Flashback to 1996, when it was revealed thousands of children between the ages of five and 14 were putting in as many as 11 hours a day stitching soccer balls for multinationals like Nike, adidas, Reebok and Mizuno in Sialkot, Pakistan.

Consumer reaction forced the companies to look more closely at the conditions in which their goods were being produced. Companies are legally liable for the quality of their product but no such legal liability tracks a company across borders for the quality of the conditions in which that product was made.

Attempts were made back then to clean up the industry, monitor the factories where the balls were being made and get the companies to agree to sign on to a code of conduct that assumed some voluntary responsibility for their supply chain.

Legislative changes by governments also sought to more effectively outlaw child labour, but without effective enforcement such changes had limited impact.

As time passes and the clamour for cheap goods increases, so too does the imperative on companies to seek out a supply chain that can provide products at cheaper prices - and the fewer questions asked, the better.

In response to these latest revelations, a representative of Sherrin, which is owned by Russell Corporation, said that ''we run a pretty vigorous corporate social responsibility program''.

There is some suggestion the football maker could be sacked as ball supplier to the AFL after it was issued a breach of agreement notice.

But in a world where the raw materials might be sourced in Brazil, the ball made in India and the final product sold by an American company to an Australian consumer, who, if anyone, is willing to take responsibility for ensuring that workers' rights in this global supply chain are respected? Where do we draw the line on ensuring respect for basic human rights? What exactly does a ''vigorous corporate social responsibility program'' that has child labour at the base of its complex supply chain look like?

One should not assume for a moment that supply chain production is easily monitored or human rights violations, like the use of child labour, easily eliminated. But the solution, posed in 1996 and still relevant, is for companies to assume legal - rather than simply moral - liability for their supply chain.

Since the mid-1990s, every company worth its salt that is involved in production has developed a code of conduct. But without legal enforcement of such codes, compliance remains voluntary and inconsistent.

After the furore of the media exposes in Sialkot died down, children went back to work stitching soccer balls. But instead of working in semi-regulated conditions in factories, the work went underground, with children working long hours from home for a few cents per hour.

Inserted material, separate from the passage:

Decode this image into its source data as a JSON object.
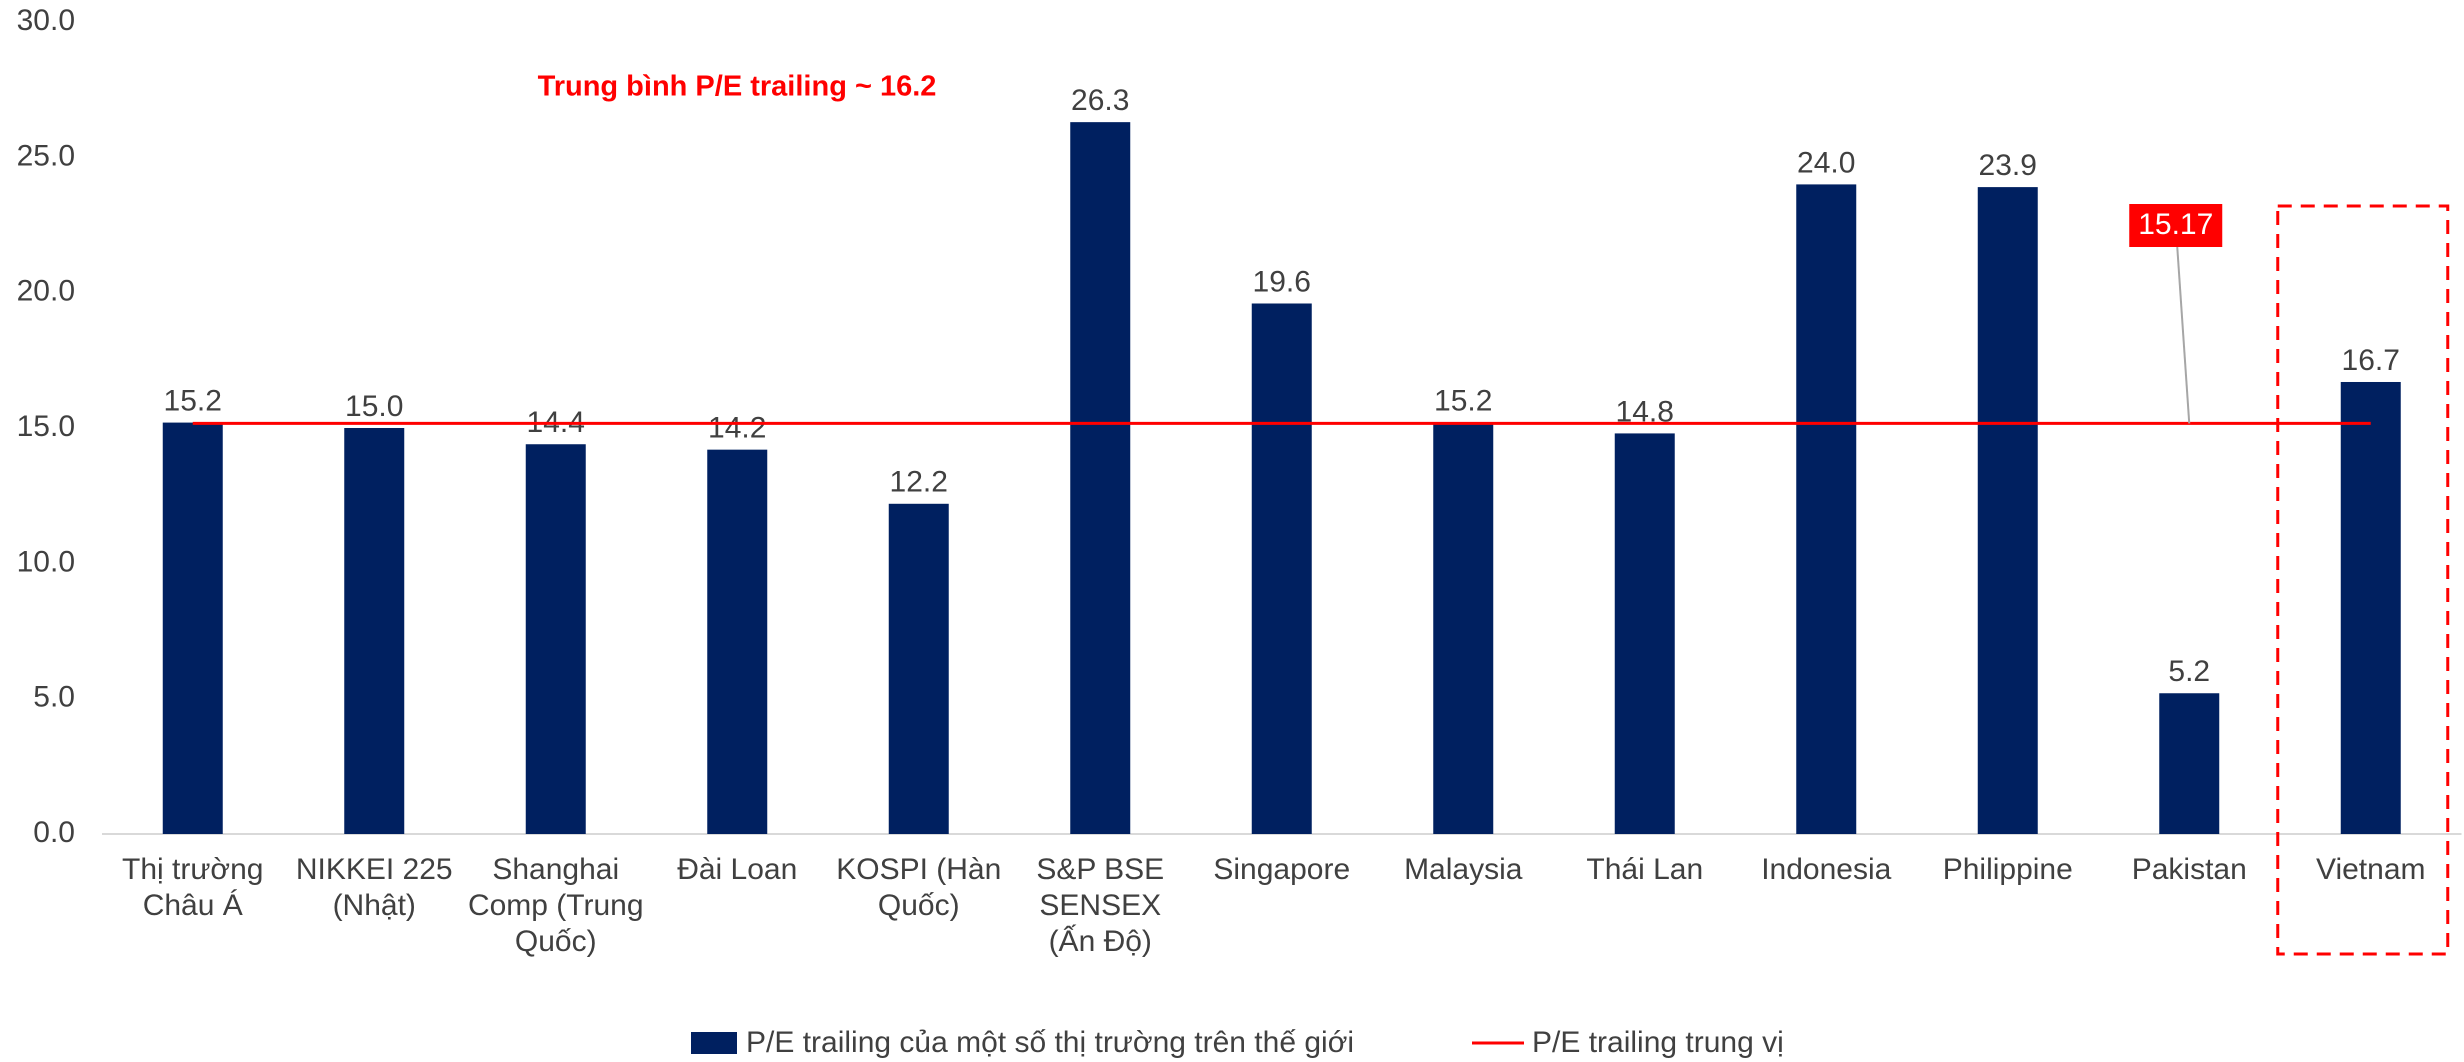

That children need to work from a young age in some countries is undisputed but there is also a need to balance work with school, so that they might work for a few hours a day rather than 10, and be paid wages that grant children some semblance of dignity.

Responsibility for supply chain working conditions must be spread among all the players in that chain - from the worker, to sub-contractor, to the factory, to the distributor and to the multinational that negotiated the final price for producing that ball. Everybody along the way takes their cut, but when a labourer is paid 12c for producing a ball that sells for more than $40, perhaps the price needs to be renegotiated.

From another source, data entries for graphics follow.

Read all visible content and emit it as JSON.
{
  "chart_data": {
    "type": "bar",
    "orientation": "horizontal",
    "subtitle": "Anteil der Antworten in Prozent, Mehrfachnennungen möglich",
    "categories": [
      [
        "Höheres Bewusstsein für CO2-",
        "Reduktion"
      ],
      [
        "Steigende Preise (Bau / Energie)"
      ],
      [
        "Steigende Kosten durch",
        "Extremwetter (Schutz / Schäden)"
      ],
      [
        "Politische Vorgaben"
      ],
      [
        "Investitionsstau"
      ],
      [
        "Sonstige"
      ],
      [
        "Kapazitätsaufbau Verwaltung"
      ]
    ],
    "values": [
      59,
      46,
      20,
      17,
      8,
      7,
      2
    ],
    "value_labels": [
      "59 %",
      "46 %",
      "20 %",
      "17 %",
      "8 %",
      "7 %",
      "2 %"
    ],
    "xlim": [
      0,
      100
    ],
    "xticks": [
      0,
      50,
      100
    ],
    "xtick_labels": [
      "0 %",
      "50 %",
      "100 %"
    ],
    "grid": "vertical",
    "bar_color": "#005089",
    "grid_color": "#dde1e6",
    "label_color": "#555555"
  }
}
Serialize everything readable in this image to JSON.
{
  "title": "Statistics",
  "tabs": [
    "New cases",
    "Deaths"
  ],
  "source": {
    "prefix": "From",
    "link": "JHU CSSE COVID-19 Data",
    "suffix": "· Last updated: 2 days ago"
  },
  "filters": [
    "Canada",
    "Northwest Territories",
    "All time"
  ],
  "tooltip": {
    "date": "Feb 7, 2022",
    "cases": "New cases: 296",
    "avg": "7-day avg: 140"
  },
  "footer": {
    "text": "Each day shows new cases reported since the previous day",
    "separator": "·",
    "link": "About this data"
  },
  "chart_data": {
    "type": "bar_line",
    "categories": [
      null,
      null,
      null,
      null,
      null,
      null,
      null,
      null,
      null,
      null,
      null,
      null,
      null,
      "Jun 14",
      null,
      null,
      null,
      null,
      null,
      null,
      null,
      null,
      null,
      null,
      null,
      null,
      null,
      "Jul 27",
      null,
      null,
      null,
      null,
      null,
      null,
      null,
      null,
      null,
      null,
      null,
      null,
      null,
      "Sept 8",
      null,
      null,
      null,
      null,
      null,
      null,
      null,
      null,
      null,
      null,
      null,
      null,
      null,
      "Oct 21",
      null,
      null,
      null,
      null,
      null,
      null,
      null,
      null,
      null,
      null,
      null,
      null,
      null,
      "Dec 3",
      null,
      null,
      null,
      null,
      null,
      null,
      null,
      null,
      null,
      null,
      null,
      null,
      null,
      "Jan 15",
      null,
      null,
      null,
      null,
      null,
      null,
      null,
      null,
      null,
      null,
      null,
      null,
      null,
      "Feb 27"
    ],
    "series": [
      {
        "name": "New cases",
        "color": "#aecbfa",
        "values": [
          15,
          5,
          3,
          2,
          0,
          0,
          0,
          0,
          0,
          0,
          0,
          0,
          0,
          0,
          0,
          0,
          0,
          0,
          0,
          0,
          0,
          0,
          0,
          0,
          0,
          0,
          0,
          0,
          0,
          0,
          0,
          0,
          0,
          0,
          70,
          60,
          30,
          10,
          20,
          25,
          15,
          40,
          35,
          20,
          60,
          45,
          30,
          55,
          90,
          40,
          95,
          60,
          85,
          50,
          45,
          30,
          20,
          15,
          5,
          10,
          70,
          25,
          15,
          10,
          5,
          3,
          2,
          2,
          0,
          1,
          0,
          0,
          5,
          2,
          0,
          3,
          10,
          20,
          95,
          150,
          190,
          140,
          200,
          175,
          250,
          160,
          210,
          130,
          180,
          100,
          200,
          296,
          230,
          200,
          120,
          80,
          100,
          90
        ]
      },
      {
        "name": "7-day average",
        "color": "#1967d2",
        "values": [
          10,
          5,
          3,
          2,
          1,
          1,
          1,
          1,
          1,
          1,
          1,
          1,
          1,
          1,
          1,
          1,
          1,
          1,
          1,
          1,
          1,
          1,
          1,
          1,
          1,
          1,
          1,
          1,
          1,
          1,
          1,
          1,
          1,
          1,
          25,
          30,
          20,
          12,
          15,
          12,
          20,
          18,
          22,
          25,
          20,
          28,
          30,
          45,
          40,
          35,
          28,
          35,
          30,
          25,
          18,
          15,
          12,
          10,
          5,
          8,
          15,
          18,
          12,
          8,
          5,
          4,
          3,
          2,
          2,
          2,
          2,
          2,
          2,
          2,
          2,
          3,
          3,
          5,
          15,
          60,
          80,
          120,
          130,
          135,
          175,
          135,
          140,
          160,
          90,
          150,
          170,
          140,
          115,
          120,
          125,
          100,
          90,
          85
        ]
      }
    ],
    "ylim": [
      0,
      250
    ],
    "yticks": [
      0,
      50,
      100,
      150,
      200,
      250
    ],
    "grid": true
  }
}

Of course, the primary responsibility for working conditions remains with government. In most countries, including India, there is a substantial body of local laws that regulates (or have the potential to regulate) corporate activities that affect human rights, such as laws relating to anti-discrimination, health and safety at work, environmental protection, and labour rights.

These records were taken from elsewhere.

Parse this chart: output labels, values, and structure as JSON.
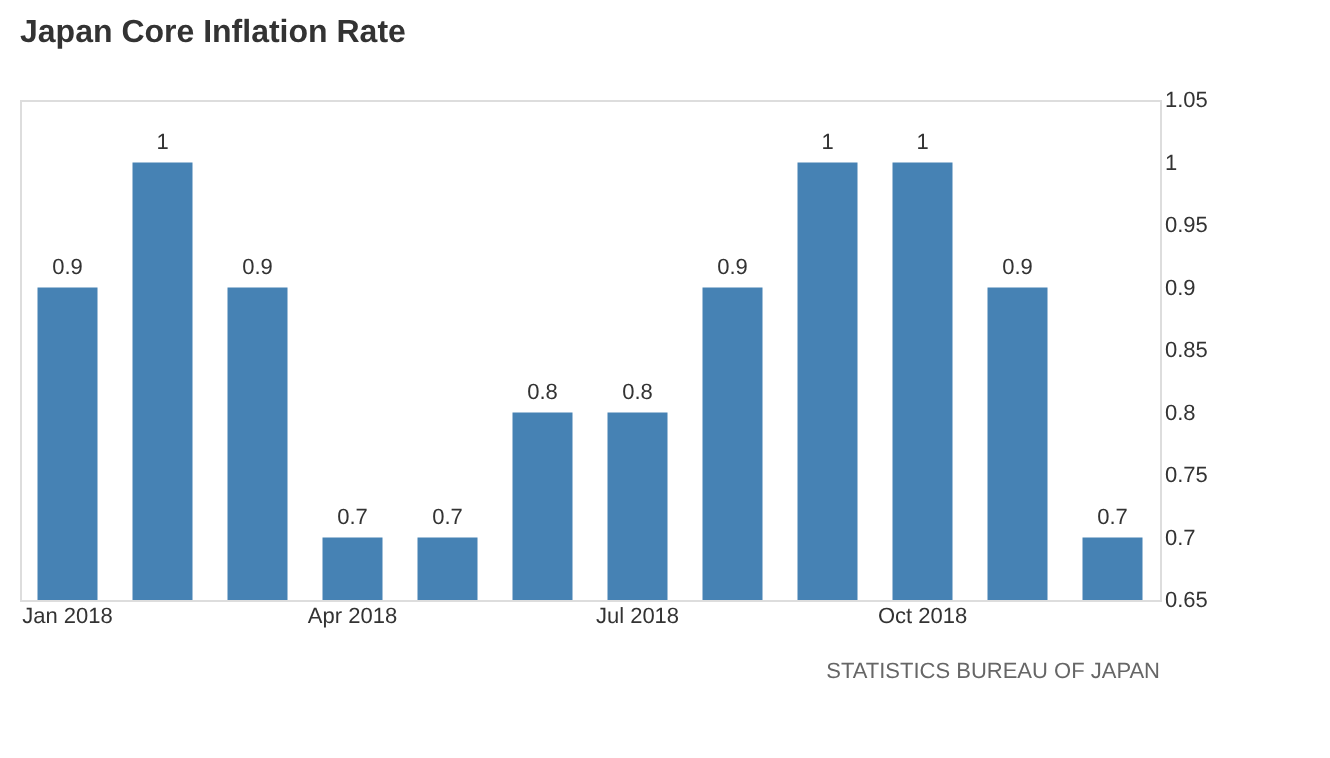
{
  "chart_data": {
    "type": "bar",
    "title": "Japan Core Inflation Rate",
    "categories": [
      "Jan 2018",
      null,
      null,
      "Apr 2018",
      null,
      null,
      "Jul 2018",
      null,
      null,
      "Oct 2018",
      null,
      null
    ],
    "values": [
      0.9,
      1,
      0.9,
      0.7,
      0.7,
      0.8,
      0.8,
      0.9,
      1,
      1,
      0.9,
      0.7
    ],
    "color": "#4682b4",
    "ylim": [
      0.65,
      1.05
    ],
    "yticks": [
      0.65,
      0.7,
      0.75,
      0.8,
      0.85,
      0.9,
      0.95,
      1,
      1.05
    ],
    "grid": false,
    "data_labels": true,
    "annotations": [
      "STATISTICS BUREAU OF JAPAN"
    ]
  }
}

But in the world we live in, it is naive to assume all governments around the world have the will or, in some cases, the necessary means to monitor workplace standards, and it is not unusual to find local laws flouted without fear of repercussion.

When companies step in to take advantage of such governance gaps, the problems are exacerbated.

Justine Nolan is Deputy Director of the Australian Human Rights Centre at UNSW. 

This opinion piece first appeared in The Sydney Morning Herald.